In the older group (> age 60) and those with coexisting medical illness, mortality was 5%, with a trend toward higher likelihood of death if the ATS guidelines were employed (or 6.1), while other pneumonia and drug-related complications were similar. Median antimicrobial costs were 10-fold increased, with the magnitude of these costs maintained when inpatient antimicrobial costs were excluded for the 31 patients subsequently hospitalized ($73.50 vs $7.50).
This study provides both good and bad news and guidance on guidelines. First the good news. The ATS recommendations using an expert panel provided a template for the treatment of uncomplicated pneumonia in the outpatient setting. As validated by this prospective database, in young patients (~ age 35) without comorbidity, the use of erythromycin for approximately 12 days resulted in excellent outcomes and limited morbidly at three times less the cost. Unfortunately, the PORT pneumonia database called into question the recommendations of the ATS expert panel. Relatively few of those patients over age 60 or with medical illness actually received recommended therapy (17%), receiving for the most part macrolide therapy. In this group, those whose treatment conformed to ATS guidelines actually had no better (with a trend toward worse) outcome but with 10-fold higher costs for antibiotics. The excellent outcomes seen with the use of macrolides even in a higher risk older group suggests that perhaps the microbial spectrum between these two groups is not as different as the expert panel presumed and that atypical organisms, especially C. pneumoniae and M. pneumoniae, are important pathogens in relatively mild pneumonia even in those over age 60 and with at least one significant medical illness.

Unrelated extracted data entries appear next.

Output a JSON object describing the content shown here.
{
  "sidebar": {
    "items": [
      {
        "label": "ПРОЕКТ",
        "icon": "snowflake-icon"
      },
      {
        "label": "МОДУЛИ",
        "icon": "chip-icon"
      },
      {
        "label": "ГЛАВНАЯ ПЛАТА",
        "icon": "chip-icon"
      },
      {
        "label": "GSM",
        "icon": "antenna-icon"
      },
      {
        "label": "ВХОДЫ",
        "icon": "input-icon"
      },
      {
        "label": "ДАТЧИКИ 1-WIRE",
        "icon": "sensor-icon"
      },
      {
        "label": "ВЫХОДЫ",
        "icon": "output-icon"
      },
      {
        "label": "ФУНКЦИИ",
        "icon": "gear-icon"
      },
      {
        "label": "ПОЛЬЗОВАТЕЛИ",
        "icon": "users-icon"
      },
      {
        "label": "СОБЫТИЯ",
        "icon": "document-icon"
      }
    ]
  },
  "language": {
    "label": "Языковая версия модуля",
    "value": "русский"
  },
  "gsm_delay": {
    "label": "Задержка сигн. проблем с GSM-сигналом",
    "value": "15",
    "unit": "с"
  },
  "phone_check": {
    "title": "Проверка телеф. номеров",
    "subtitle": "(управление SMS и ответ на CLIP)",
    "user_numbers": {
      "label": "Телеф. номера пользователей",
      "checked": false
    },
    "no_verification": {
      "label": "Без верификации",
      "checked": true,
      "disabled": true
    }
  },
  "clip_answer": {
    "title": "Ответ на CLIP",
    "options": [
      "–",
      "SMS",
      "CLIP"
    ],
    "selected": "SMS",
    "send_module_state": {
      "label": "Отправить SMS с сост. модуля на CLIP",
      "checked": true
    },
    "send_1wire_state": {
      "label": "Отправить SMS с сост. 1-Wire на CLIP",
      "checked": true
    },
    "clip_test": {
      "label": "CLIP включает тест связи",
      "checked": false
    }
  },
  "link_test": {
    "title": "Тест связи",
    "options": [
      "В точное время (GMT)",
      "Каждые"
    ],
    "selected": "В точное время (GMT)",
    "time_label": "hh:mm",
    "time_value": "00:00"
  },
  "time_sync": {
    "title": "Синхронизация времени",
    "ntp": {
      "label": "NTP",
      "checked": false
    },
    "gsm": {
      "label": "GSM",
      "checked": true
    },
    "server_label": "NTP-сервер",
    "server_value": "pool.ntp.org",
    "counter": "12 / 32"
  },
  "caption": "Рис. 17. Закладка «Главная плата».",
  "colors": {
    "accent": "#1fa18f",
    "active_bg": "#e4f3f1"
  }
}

Additionally, we must continue to refine guidelines after they are formulated. Although evidence-based medicine is increasingly a part of medical practice in general and clinical practice guideline formulation in particular, much of medical practice is not founded on randomized clinical trials. Thus, it is unlikely that even if the ATS guidelines were being done today for the first time conclusions would have been different. Fortunately, the ATS and other medical societies (infectious disease) are actively working to revise and refine their initial advice. The work of Gleason et al gives them the evidence to make those guidelines clinically accurate.
1. Bartlett JG, Mundy LM. Community acquired pneumonia. N Engl J Med 1995;33:1618-1624.
2. Niederman MS, et al. American Thoracic Society guidelines for the initial management of adults with community acquired pneumonia: Diagnosis, assessment of severity, and antimicrobial therapy. Am Rev Resp Dis 1993;148:1418-1426.
3. Fein AM, Niederman MS. Guidelines for the initial management of community-acquired pneumonia: Savory recipe or cookbook for disaster? Am Rev Resp Crit Care Med 1995;152:1149-1153.